Boulter wrote to Sir Robert Walpole a warning:"Dean Swift designs for England in a little time, and we do not question his endeavours to misrepresent His Majesty's friends here wherever he finds an opportunity. But he is so well-known, as well as the disturbances he has been the fomenter of in this kingdom that we are under no fear of his being able to disserve any of His Majesty's faithful servants by anything that is known to come from him; but we could wish some eye were had to what shall be attempted on your side the water."
The colonial landlord system and iron rule from London were causing famine after famine, an ethnic genocide of the native Irish population, together with the prohibition of exporting woollen cloth which forced dapers, clothiers and weavers into penury.

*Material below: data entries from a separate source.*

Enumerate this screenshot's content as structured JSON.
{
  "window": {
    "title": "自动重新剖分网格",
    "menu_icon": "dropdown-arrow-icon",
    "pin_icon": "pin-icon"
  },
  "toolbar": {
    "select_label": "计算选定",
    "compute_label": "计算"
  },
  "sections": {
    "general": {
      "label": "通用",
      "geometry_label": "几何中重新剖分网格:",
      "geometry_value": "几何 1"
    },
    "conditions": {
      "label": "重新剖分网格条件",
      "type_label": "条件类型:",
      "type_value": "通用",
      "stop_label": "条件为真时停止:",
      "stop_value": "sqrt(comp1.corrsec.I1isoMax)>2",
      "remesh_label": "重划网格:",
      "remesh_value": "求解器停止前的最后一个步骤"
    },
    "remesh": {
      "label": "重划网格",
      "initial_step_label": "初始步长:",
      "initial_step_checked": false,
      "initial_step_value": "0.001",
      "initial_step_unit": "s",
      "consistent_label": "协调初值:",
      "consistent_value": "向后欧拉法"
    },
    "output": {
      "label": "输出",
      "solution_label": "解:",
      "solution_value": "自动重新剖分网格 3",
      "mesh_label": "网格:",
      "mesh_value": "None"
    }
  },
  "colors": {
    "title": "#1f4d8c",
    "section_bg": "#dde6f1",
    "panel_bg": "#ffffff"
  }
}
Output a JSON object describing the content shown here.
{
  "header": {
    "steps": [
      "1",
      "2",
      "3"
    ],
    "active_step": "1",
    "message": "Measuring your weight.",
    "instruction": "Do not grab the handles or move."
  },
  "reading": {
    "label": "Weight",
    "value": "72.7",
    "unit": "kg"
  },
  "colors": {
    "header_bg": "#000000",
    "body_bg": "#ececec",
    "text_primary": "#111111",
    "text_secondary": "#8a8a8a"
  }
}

In 1729 Swift back in Ireland wrote what is argueably the most biting satire ever written in the English language, Modest Proposal, which suggested that the Irish people should be relieved by the sale of their numerous children as food for the rich.
The last decade of Swift's life was not happy. He felt the loss of Stella deeply and his health became affected. He lived in constant terror of a mental decline and even left £8,000 to build a home for the insane in Dublin. In 1742 he sank into a speechless lethargy and had to be cared by a guardian.
He died on October 19, 1745, and was buried in St Patrick's cathedral. The lines in Latin and English on his grave are salutary: "Here lies the body of Jonathan Swift of this Cathedral Church, dean, where savage indignation cannot lacerate his heart anymore. Traveller, go, and imitate, if you can, his strenuous vindication of mans liberty."